The surface tension γ is defined as the force along a line of unit length, γ = F/L (N/m).  The force is parallel to the surface and perpendicular to the line.   For an inflated, (1.5 r₀ < r < 2.5 r₀), spherical rubber balloon γ is nearly constant.

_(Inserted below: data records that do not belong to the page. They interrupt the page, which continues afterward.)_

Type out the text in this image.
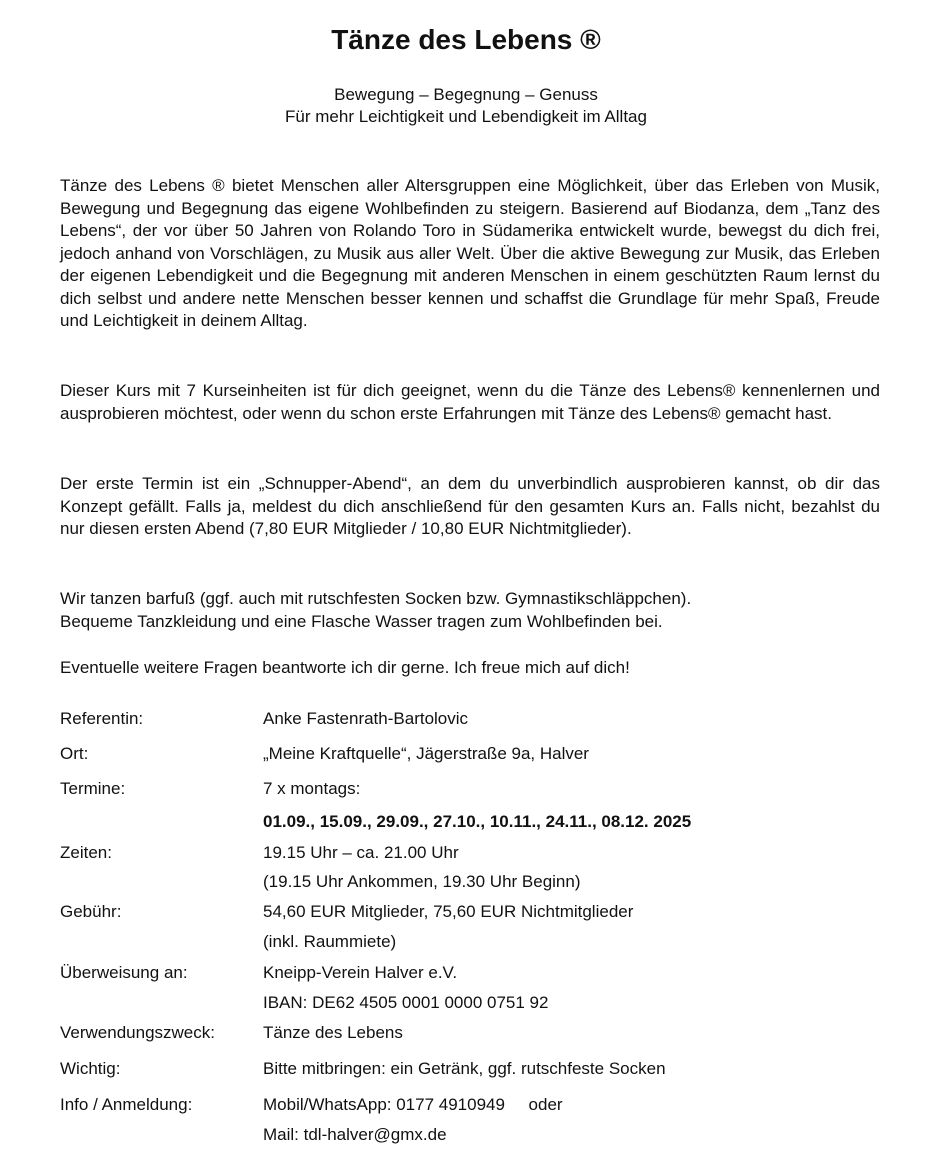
Tänze des Lebens ®
Bewegung – Begegnung – Genuss
Für mehr Leichtigkeit und Lebendigkeit im Alltag
Tänze des Lebens ® bietet Menschen aller Altersgruppen eine Möglichkeit, über das Erleben von Musik, Bewegung und Begegnung das eigene Wohlbefinden zu steigern. Basierend auf Biodanza, dem „Tanz des Lebens“, der vor über 50 Jahren von Rolando Toro in Südamerika entwickelt wurde, bewegst du dich frei, jedoch anhand von Vorschlägen, zu Musik aus aller Welt. Über die aktive Bewegung zur Musik, das Erleben der eigenen Lebendigkeit und die Begegnung mit anderen Menschen in einem geschützten Raum lernst du dich selbst und andere nette Menschen besser kennen und schaffst die Grundlage für mehr Spaß, Freude und Leichtigkeit in deinem Alltag.
Dieser Kurs mit 7 Kurseinheiten ist für dich geeignet, wenn du die Tänze des Lebens® kennenlernen und ausprobieren möchtest, oder wenn du schon erste Erfahrungen mit Tänze des Lebens® gemacht hast.
Der erste Termin ist ein „Schnupper-Abend“, an dem du unverbindlich ausprobieren kannst, ob dir das Konzept gefällt. Falls ja, meldest du dich anschließend für den gesamten Kurs an. Falls nicht, bezahlst du nur diesen ersten Abend (7,80 EUR Mitglieder / 10,80 EUR Nichtmitglieder).
Wir tanzen barfuß (ggf. auch mit rutschfesten Socken bzw. Gymnastikschläppchen).
Bequeme Tanzkleidung und eine Flasche Wasser tragen zum Wohlbefinden bei.
Eventuelle weitere Fragen beantworte ich dir gerne. Ich freue mich auf dich!
Referentin:	Anke Fastenrath-Bartolovic
Ort:	„Meine Kraftquelle“, Jägerstraße 9a, Halver
Termine:	7 x montags:
01.09., 15.09., 29.09., 27.10., 10.11., 24.11., 08.12. 2025
Zeiten:	19.15 Uhr – ca. 21.00 Uhr
(19.15 Uhr Ankommen, 19.30 Uhr Beginn)
Gebühr:	54,60 EUR Mitglieder, 75,60 EUR Nichtmitglieder
(inkl. Raummiete)
Überweisung an:	Kneipp-Verein Halver e.V.
IBAN: DE62 4505 0001 0000 0751 92
Verwendungszweck:	Tänze des Lebens
Wichtig:	Bitte mitbringen: ein Getränk, ggf. rutschfeste Socken
Info / Anmeldung:	Mobil/WhatsApp: 0177 4910949     oder
Mail: tdl-halver@gmx.de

The surface tension balances the outward force due to the pressure difference between the inside and the outside air.
(a)  For a balloon inflated to a radius r in the range 1.5 r₀ < r < 2.5 r₀ find the pressure difference ΔP = P_i - P_o as a function of r and γ.
(b)  Show that is in a stable equilibrium.

Solution

• Concepts:
  Surface tension
• Reasoning:
  The balloon skin has an inner and an outer surface.  The net force per unit length holding the skin together is 2γ.
• Details of the calculation:
  
  (a)  Imagine a cut through the balloon as shown.  Consider the right half of the balloon. 
  The net force due to the pressure difference points to the right.  It has magnitude
  F_P = 2πr²∫₀^π/2sinθ dθ ΔP cosθ = 2πr² ΔP ∫₀¹x dx = πr² ΔP.
  The net force due to the surface tension points to the left.  It has magnitude
  F_γ = -2*γ2πr = -4γπr.
  For equilibrium we need F_P + F_γ = 0
  πr² ΔP = 4γπr.  ΔP = 4γ/r.
  
  (b)  In equilibrium we have P_total(r) = -P_atm - 4γ/r + 3nRT/(4πr³) = -a - b/r +  c/r³ = 0, with a, b, and c positive constant.
  P_total(r + Δr) = dP/dr|_rΔr = (b/r² - 3c/r⁴)Δr = (1/r) (b/r + a - a - c/r³ +  c/r³ -  3c/r⁴)Δr 
  = (1/r)(-P_total(r) - a - 2c/r³)Δr = -(1/r)( a + 2c/r³)Δr = -constant*Δr.
  We have a restoring force per unit area, the balloon is stable.